The singer has had a long and fruitful working relationship with the twin brothers Li Sisong and Weisong. They have written some of her best-known hits over the years, from Cloudy Day to Angel's Fingerprints. Between them, they came up with half of the music for A Dancing Van Gogh, including standout number Windbreaker. (The windbreaker seen in the music video was designed by Sun and her sister Jeanette.)

She says simply: "They have a very innate talent for composing that fits me."

To her, the album feels complete, an achievement she is proud of.

And if some people do not take to it, that is fine. She says: "It's a very subjective thing. I've seen artwork that I don't like. But I don't think that 'don't like' is a bad thing. It doesn't subtract from what I'm trying to do.

"I always say an artist's job is not to be liked. It's to push, sometimes, to look at things differently."

Her most recent release was the EP Rainbow Bot last year, which captures the sense of innocence and wonder of childhood, and her last album was Kepler in 2014. When she is away from the limelight, her son, five, keeps her busy.

She has never revealed his name to the public, though her face lights up when talking about him.

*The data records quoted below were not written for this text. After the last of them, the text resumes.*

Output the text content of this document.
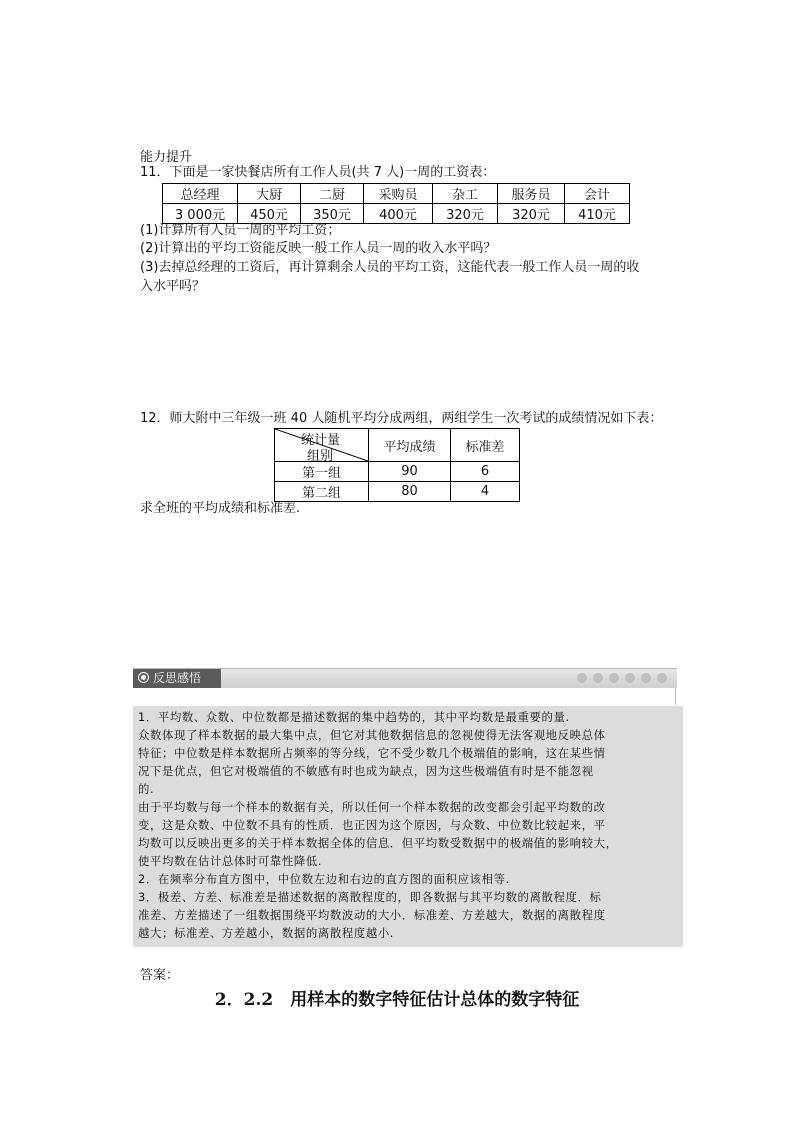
能力提升
11．下面是一家快餐店所有工作人员(共 7 人)一周的工资表：
总经理	大厨	二厨	采购员	杂工	服务员	会计
3 000元	450元	350元	400元	320元	320元	410元
(1)计算所有人员一周的平均工资；
(2)计算出的平均工资能反映一般工作人员一周的收入水平吗？
(3)去掉总经理的工资后，再计算剩余人员的平均工资，这能代表一般工作人员一周的收
入水平吗？
12．师大附中三年级一班 40 人随机平均分成两组，两组学生一次考试的成绩情况如下表：
统计量
组别	平均成绩	标准差
第一组	90	6
第二组	80	4
求全班的平均成绩和标准差.
反思感悟
1．平均数、众数、中位数都是描述数据的集中趋势的，其中平均数是最重要的量.
众数体现了样本数据的最大集中点，但它对其他数据信息的忽视使得无法客观地反映总体
特征；中位数是样本数据所占频率的等分线，它不受少数几个极端值的影响，这在某些情
况下是优点，但它对极端值的不敏感有时也成为缺点，因为这些极端值有时是不能忽视
的.
由于平均数与每一个样本的数据有关，所以任何一个样本数据的改变都会引起平均数的改
变，这是众数、中位数不具有的性质．也正因为这个原因，与众数、中位数比较起来，平
均数可以反映出更多的关于样本数据全体的信息．但平均数受数据中的极端值的影响较大，
使平均数在估计总体时可靠性降低.
2．在频率分布直方图中，中位数左边和右边的直方图的面积应该相等.
3．极差、方差、标准差是描述数据的离散程度的，即各数据与其平均数的离散程度．标
准差、方差描述了一组数据围绕平均数波动的大小．标准差、方差越大，数据的离散程度
越大；标准差、方差越小，数据的离散程度越小.
答案：
2．2.2　用样本的数字特征估计总体的数字特征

She says with a laugh: "I don't know what is more difficult, doing mundane things like chauffeuring or tidying up, or asking him to sit down and stop moving about."

He is protective, and perhaps a tad possessive, of her too. "He'll be like, 'Why are you taking pictures with strangers? Stop taking pictures with strangers.'

"And I'm like, 'Mama cannot, these people listen to mama's music, you know, they're very supportive.' I have to explain these things to him."

His music diet includes classic rock and pop by Queen and The Beatles, courtesy of his father, and Mandopop from his mother.

She adds with a touch of pride: "He would sing the last line of Huang Yida's Ni Ming De Bao Bei (My Anonymous Babe): Ai ni zen me hui lei? (How could I get tired loving you?)"

Now that he is older and "fully functional" - "can tell him to eat by himself" - she says she is more open to the idea of having more kids.

Ask how she feels about turning 40 next year and she says: "Forty lor, you can be whatever kind of 40 you want to be. You can be active, you can be very inactive. Just do what you want to do."

•A Dancing Van Gogh is available in stores.